Monday, Jan. 16, 1989

A Shopper's Day

Armed with a list of six items, TIME Moscow correspondent Ann Blackman set out last week to see what Soviet consumers experience when they try to buy even the most basic goods. On Blackman's list: beef, apples, carrots, sugar, laundry soap and toothpaste.

12:30 p.m. I go into a two-counter shop near my apartment. One bin holds small yellowish apples that have played host to a worm or two. Ten minutes later I find better apples at a private stand. I wait in line three minutes and buy a dozen at $1.88 per lb.

12:45 p.m. At a grocery store that will close in 15 minutes for an hour-long lunch break, a saleslady tries to keep me from entering. But others push past her, so I join the rush. A refrigerated bin holds brown paper bags filled with ground meat, half a dozen scrawny chickens and four packages of beef -- fatty, mostly bone and covered in grimy cellophane -- priced at $1.60 per lb. I stand in line for 14 minutes and buy a 2-lb. package of beef. There had been some sugar that morning, an employee informs me, and there may be some in the afternoon. I pass an outdoor state fruit stand that will not open for nearly an hour. Seventeen people are already in line, waiting for prized tangerines.

1:22 p.m. A good sign: a long queue just inside a hardware store. Obviously, something scarce is available. It turns out to be laundry soap, brown waxy bars that people must grate into washing machines. I join the line, No. 68. "We never used to stand in line for soap," says Alexandra Vasivna, a Moscow pensioner and No. 69. "I don't know what's happened." I hold her place while she sees how much is left. "Nine cartons," she reports. "I don't know if we'll get any." A man in front grumbles, "We would if people didn't hoard." At 1:48, I finally reach the soap counter. One bar, 36 cents.

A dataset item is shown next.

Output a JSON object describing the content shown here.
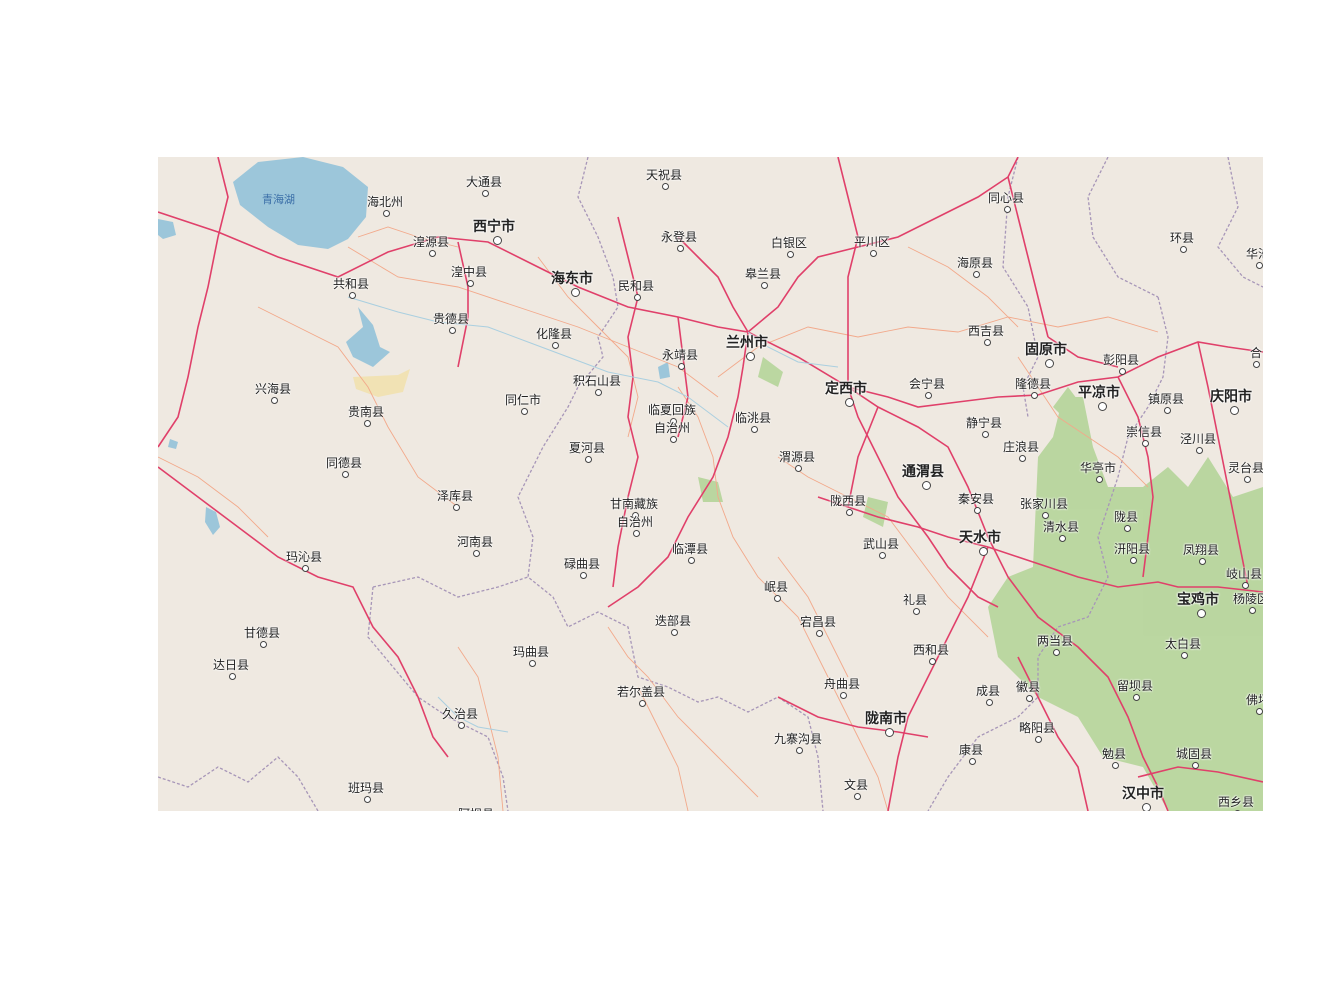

1:50 p.m. I rush to a store about to close for lunch. No toothpaste here. I head for the private farmers' market, where prices are too high for most Soviets but the quality and selection are far superior to that in state stores.

2:10 p.m. Usually the market is crowded, but today business is as limp as the rotting persimmons on display. I buy carrots at $1.64 per lb., three times the price of their frail cousins at the state store but six times better looking.

3:15 p.m. Already exhausted, I walk four more blocks through ankle-deep slush to another store for toothpaste. I select some, proceed to a separate counter to a cashier with an abacus, pay the bill, then go back to the toothpaste counter with a stamped ticket to pick up my purchase.

3:40 p.m. Home at last. Elapsed shopping time: 3 hr. 10 min. Total cost of purchases: $9.42. I never did find sugar. But that's not unusual. What impresses one is the constant struggle the Soviets must go through every day to buy those things that so many Westerners take for granted.